Japan Watches Samsung Chip Away at Its Car Makers

The Wall Street Journal – Nov 15, 2016 – TOKYO— Samsung Electronics Co.’s planned $8 billion acquisition of U.S. auto-parts supplier Harman International Industries Inc. has exacerbated fears in Japan that its makers of cars and car parts will get left behind in the auto-technology race.

“This is an industry that is changing very rapidly,” industry minister Hiroshige Seko said Tuesday when asked about the Samsung deal.

“Alliances are being forged across industries. Japan needs to work on this technology with a clear strategy in mind.”

The nation is spooked by its poor record in dealing with technology shifts that upturn industries. Its companies once were leading cellphone makers, but Apple Inc.’s iPhone decimated Japanese handset makers who made a belated and ultimately doomed push into the smartphone business.

Japan’s chip makers, while still strong in some areas, no longer rule the world as they did a quarter-century ago.

As the home of Toyota Motor Corp., Nissan Motor Co. and Honda Motor Co., Japan can ill afford to let companies in nations such as the U.S. and South Korea get control of the core technologies behind self-driving and internet-connected vehicles. Exports of cars and their parts accounted for 20% of Japan’s total exports last year.

“The fate of the Japanese economy depends on the ability of the automobile and electronics industries—the two pillars of the nation’s economy—to continue to produce high-value-added products,” said a report this year from the Ministry of Economy, Trade and Industry.

“If these industries become mere subcontractors for global software giants that supply and operate platforms for other companies to build their businesses on, Japan would be stuck with manufacturers without any high-value-added content,” the report said. In October, METI secured about $195 million in funding to help companies study artificial intelligence for uses such as autonomous driving.

Recent deals show Toyota’s key suppliers are trying to ramp up their abilities in the same areas spotlighted by the Samsung-Harman deal.

In September, Renesas Electronics Corp., which is majority-owned by a Japanese government-backed fund, said it would buy U.S. chip maker Intersil Corp. for about $3.2 billion, a deal executives said was aimed at strengthening the automotive business.
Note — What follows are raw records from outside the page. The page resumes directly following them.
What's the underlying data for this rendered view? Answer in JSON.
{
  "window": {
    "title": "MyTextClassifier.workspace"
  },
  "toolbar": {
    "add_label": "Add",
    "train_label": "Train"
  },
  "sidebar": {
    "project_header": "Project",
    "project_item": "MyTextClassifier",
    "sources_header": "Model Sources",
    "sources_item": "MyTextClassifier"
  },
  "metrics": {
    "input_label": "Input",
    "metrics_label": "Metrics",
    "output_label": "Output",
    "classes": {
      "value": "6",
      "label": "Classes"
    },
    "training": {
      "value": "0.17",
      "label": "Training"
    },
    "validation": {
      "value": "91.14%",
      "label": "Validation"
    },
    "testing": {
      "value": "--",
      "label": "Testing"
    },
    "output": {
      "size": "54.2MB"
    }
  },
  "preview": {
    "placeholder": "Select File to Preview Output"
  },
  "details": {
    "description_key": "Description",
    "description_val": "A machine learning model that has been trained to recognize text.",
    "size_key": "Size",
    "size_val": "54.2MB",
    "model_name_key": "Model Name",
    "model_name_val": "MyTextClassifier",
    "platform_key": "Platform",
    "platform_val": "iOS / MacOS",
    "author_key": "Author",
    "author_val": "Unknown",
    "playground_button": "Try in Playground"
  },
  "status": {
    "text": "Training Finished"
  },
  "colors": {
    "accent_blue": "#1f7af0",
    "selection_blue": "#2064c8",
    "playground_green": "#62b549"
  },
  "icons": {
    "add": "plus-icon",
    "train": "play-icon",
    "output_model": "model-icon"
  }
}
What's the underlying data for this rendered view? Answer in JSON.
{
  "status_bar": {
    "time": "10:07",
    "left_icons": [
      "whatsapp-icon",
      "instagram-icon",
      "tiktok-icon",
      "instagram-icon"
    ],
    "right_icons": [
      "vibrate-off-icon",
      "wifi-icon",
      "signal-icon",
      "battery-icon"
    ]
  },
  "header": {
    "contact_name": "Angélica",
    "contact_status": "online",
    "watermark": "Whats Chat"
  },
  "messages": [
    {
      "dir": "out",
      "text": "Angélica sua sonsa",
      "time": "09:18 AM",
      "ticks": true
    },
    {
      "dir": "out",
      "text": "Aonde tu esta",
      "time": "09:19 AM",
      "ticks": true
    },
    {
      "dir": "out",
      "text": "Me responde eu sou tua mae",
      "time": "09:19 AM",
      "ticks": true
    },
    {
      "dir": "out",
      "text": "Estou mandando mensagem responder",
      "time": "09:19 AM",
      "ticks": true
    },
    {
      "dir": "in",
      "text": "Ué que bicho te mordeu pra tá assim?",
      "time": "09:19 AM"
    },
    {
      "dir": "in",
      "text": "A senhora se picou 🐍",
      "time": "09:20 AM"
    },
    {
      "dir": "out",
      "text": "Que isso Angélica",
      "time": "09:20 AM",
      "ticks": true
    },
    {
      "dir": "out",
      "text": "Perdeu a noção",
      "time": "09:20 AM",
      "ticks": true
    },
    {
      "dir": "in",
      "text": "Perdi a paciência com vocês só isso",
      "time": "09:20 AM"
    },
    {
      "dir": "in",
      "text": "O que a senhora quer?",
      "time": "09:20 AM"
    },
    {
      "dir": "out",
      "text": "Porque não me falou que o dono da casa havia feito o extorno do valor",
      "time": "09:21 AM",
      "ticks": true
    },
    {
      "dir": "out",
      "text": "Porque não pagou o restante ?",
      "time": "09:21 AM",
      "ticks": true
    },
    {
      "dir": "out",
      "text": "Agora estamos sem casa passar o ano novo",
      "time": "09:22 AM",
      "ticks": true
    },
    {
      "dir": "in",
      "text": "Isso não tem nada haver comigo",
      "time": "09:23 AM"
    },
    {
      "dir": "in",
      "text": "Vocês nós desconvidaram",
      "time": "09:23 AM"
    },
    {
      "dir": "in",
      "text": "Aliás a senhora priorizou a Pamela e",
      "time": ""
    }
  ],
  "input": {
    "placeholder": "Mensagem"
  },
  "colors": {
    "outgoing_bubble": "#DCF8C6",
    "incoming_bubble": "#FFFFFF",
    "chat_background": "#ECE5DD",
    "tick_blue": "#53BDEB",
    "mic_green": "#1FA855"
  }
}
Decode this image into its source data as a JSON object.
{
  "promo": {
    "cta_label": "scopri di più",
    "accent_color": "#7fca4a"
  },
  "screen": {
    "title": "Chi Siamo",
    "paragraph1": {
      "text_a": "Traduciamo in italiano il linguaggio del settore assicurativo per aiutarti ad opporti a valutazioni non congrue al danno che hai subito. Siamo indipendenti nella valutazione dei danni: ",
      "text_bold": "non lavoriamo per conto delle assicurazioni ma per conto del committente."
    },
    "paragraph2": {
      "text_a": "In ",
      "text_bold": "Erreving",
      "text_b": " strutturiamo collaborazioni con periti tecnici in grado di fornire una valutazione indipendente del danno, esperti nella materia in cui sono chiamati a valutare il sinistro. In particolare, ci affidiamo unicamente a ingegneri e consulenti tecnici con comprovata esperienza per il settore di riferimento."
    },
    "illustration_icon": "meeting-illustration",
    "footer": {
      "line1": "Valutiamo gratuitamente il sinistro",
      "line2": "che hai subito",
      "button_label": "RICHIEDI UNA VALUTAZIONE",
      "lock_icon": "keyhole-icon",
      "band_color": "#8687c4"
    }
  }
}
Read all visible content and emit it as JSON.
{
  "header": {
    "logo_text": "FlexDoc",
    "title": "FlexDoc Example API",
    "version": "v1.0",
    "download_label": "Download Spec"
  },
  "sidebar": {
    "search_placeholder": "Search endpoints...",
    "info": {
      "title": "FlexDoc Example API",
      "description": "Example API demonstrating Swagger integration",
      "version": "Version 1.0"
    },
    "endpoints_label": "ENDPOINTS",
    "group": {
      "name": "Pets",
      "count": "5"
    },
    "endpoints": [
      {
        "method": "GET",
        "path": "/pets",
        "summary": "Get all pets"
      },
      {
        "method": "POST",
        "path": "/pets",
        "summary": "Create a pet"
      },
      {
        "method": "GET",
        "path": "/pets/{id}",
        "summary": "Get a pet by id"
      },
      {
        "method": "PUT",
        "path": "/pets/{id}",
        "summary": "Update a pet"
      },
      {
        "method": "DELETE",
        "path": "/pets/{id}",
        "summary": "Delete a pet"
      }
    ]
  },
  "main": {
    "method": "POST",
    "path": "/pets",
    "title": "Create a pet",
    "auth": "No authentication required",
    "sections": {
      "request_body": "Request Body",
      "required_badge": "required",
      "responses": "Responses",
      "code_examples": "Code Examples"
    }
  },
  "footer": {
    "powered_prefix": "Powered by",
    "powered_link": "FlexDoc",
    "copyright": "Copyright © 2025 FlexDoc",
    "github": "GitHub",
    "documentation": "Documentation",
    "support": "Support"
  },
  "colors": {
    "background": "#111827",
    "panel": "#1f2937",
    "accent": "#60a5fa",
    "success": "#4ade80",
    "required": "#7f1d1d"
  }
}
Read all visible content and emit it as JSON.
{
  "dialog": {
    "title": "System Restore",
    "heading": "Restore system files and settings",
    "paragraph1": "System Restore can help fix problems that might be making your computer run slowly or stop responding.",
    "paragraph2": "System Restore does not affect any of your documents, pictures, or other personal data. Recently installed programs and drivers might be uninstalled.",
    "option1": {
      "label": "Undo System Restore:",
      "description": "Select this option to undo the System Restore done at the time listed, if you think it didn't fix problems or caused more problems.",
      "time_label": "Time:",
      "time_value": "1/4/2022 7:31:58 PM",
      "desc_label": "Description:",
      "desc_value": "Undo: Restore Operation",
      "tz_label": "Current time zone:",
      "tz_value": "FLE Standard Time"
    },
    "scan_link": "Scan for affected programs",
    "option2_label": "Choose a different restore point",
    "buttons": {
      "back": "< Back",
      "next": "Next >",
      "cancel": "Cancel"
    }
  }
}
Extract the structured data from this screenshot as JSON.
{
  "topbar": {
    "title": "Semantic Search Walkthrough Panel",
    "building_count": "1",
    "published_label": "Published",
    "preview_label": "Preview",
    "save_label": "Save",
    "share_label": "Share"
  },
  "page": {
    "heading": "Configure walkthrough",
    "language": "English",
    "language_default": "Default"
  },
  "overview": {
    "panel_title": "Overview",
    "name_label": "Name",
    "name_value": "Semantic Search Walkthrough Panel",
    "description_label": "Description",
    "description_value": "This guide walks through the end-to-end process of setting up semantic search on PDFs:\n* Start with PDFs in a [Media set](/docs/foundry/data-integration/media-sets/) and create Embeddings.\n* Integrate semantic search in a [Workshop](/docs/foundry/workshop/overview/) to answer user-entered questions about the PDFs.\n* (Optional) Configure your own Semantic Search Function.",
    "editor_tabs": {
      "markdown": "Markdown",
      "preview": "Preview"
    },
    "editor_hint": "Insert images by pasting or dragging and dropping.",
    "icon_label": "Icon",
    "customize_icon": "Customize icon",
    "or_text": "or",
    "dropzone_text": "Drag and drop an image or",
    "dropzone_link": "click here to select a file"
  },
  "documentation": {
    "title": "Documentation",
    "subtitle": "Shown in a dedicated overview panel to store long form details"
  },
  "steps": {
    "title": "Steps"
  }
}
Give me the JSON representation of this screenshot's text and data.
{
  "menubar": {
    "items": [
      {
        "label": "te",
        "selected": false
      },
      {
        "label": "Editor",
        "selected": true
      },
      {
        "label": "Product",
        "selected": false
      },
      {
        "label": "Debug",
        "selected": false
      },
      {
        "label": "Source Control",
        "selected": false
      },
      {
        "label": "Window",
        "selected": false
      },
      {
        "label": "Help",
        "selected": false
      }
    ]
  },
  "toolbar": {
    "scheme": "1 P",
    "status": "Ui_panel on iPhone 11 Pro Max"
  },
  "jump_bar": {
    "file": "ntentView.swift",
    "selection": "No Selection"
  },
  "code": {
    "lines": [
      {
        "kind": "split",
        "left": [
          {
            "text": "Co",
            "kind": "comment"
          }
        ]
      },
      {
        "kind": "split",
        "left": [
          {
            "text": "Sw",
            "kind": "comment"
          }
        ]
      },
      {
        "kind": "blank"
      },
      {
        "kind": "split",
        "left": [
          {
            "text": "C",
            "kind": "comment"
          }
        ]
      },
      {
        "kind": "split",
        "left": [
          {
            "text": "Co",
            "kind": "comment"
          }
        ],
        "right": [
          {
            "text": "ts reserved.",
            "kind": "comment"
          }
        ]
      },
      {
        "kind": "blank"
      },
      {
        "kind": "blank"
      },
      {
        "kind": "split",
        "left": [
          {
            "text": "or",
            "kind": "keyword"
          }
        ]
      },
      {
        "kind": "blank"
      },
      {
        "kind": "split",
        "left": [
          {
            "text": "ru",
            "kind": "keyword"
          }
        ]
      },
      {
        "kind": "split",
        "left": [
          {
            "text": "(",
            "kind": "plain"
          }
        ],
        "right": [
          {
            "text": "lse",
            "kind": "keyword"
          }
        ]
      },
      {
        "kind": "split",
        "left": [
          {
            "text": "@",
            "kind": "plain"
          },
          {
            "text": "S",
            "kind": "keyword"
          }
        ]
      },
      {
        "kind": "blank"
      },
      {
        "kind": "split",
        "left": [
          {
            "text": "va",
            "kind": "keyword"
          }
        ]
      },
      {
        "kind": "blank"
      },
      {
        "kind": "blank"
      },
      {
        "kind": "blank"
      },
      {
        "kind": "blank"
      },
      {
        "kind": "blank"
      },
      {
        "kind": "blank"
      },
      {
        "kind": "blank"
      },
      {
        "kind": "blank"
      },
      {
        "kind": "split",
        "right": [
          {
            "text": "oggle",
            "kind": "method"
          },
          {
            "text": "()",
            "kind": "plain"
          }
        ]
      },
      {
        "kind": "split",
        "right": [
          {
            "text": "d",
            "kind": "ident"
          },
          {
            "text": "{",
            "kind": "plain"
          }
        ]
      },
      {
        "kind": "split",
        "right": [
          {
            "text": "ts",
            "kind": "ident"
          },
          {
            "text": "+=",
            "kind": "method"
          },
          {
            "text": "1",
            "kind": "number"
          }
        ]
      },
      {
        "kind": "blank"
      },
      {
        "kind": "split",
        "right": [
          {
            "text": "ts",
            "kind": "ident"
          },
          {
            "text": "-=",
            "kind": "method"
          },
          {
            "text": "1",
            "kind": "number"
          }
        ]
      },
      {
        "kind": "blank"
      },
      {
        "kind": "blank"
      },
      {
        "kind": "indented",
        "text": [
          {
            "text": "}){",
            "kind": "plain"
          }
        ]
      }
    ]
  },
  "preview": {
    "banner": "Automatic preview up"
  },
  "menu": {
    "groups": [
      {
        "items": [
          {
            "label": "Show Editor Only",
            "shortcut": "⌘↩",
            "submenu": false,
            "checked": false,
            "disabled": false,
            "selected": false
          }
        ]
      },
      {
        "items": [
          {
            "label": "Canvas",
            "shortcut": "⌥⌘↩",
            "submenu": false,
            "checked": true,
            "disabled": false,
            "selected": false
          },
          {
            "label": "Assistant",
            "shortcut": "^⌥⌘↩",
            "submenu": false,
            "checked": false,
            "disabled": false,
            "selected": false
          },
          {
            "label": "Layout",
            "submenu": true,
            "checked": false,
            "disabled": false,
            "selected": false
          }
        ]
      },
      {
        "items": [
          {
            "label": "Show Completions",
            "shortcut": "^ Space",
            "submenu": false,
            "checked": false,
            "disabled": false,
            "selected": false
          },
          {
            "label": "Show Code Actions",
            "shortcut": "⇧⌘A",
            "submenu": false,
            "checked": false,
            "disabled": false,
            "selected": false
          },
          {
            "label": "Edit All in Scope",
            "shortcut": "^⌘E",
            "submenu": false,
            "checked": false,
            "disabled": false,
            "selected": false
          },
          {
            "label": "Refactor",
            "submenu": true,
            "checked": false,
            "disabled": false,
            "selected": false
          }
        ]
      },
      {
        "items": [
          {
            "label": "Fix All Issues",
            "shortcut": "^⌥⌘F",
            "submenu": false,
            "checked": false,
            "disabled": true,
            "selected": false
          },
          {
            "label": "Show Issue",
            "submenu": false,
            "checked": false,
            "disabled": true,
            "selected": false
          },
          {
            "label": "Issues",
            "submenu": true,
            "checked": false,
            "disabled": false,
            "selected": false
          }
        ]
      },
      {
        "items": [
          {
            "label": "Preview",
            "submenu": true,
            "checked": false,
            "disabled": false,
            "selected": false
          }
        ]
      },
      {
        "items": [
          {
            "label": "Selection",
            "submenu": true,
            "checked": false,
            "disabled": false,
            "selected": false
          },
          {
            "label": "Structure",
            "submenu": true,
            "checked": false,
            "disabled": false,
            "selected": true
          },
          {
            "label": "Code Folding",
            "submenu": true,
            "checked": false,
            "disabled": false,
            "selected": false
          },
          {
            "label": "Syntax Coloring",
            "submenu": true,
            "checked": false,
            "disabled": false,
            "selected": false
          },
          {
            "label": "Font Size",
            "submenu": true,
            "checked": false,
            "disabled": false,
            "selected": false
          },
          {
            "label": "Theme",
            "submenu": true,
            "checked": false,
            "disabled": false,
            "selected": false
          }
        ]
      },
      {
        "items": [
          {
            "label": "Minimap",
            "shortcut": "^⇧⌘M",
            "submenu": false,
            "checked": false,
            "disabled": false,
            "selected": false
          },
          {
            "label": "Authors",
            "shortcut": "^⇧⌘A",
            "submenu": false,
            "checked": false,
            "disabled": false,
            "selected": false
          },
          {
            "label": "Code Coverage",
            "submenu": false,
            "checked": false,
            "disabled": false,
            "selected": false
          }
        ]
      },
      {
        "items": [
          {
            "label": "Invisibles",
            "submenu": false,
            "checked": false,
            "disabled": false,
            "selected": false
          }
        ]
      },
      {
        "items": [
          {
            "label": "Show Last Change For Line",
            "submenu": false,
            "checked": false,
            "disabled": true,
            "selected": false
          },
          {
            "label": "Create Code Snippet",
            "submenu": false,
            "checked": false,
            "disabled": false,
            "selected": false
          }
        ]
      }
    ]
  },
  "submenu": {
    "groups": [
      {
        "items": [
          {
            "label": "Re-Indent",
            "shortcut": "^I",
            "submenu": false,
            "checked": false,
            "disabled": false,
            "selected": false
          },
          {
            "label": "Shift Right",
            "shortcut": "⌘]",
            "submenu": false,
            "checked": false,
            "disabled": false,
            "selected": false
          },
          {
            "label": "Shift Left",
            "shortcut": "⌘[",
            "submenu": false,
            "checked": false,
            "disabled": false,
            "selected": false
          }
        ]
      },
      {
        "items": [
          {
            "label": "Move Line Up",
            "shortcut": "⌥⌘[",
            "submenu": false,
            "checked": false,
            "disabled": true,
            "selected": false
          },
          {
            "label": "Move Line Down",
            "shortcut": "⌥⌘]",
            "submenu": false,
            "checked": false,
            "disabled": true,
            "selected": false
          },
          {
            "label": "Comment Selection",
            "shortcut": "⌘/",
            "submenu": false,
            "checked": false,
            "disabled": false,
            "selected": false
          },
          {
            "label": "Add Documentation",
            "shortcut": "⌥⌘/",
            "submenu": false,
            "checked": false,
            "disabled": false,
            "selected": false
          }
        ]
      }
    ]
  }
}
Mr. Seko, the industry minister, said in a recent interview that the government might keep control of Renesas to ensure that its autonomous-driving technology stays in Japanese hands.

“The government will have to take the lead if Japan wants to compete with behemoths like Google,” he said.

Panasonic Corp., the Japanese electronics maker, was among those that failed at the smartphone business. It now gets more than a third of its revenue from automotive and industrial systems, including from batteries sold to Tesla Motors Inc.

Panasonic this week disclosed plans for a car system that would replace mirrors with video monitors, following the purchase of a Spain-based component maker last year.

Toyota itself plans to spend at least $1 billion over the next several years on self-driving car research, after years of resistance to the idea and trailing similar announcements from competitors. The company aims to build cars that can drive on highways by themselves by 2020.

The research “is key to our competitiveness,” said Masato Minakata, a Toyota engineer working on new technologies.

One fear of Japanese makers is losing control of the software at the center of “connected cars” that can offer smartphone-like services such as information about nearby destinations.

That is an area where Samsung will gain ground with the Harman acquisition. Harman executive Mike Tzamaloukas said earlier this year that the company hoped to play a key role in building connected cars, which he said “will be the enablers for the semiautonomous and eventually the autonomous car.”

Toyota outlined earlier this month a plan to connect nearly all its vehicles in the U.S. and Japan to the internet by 2020. That would help it branch out into other businesses like ride- and car-sharing, said Shigeki Tomoyama, a Toyota executive in charge of connected car development. “The manufacturer has to become a platform provider, as cars become information terminals,” he said.

The technology push is forcing Toyota, Nissan and other Japanese car makers to change business models that revolve around tight and long-term supplier relationships.

Nissan’s self-driving technology, ProPilot, uses a camera developed by Michigan-based TRW and a customized version of image-processing software from Israel-based Mobileye NV. Nissan wants to source the best technology and won’t necessarily rely on traditional suppliers, said a company spokesman.

Mr. Minakata, the Toyota engineer, said, “Japanese car makers in general, and we are no exception, have the tendency to want to be self-sufficient and prefer to work with companies that we know well.” Now, he said, “you need to bring in new technologies from somewhere completely different.”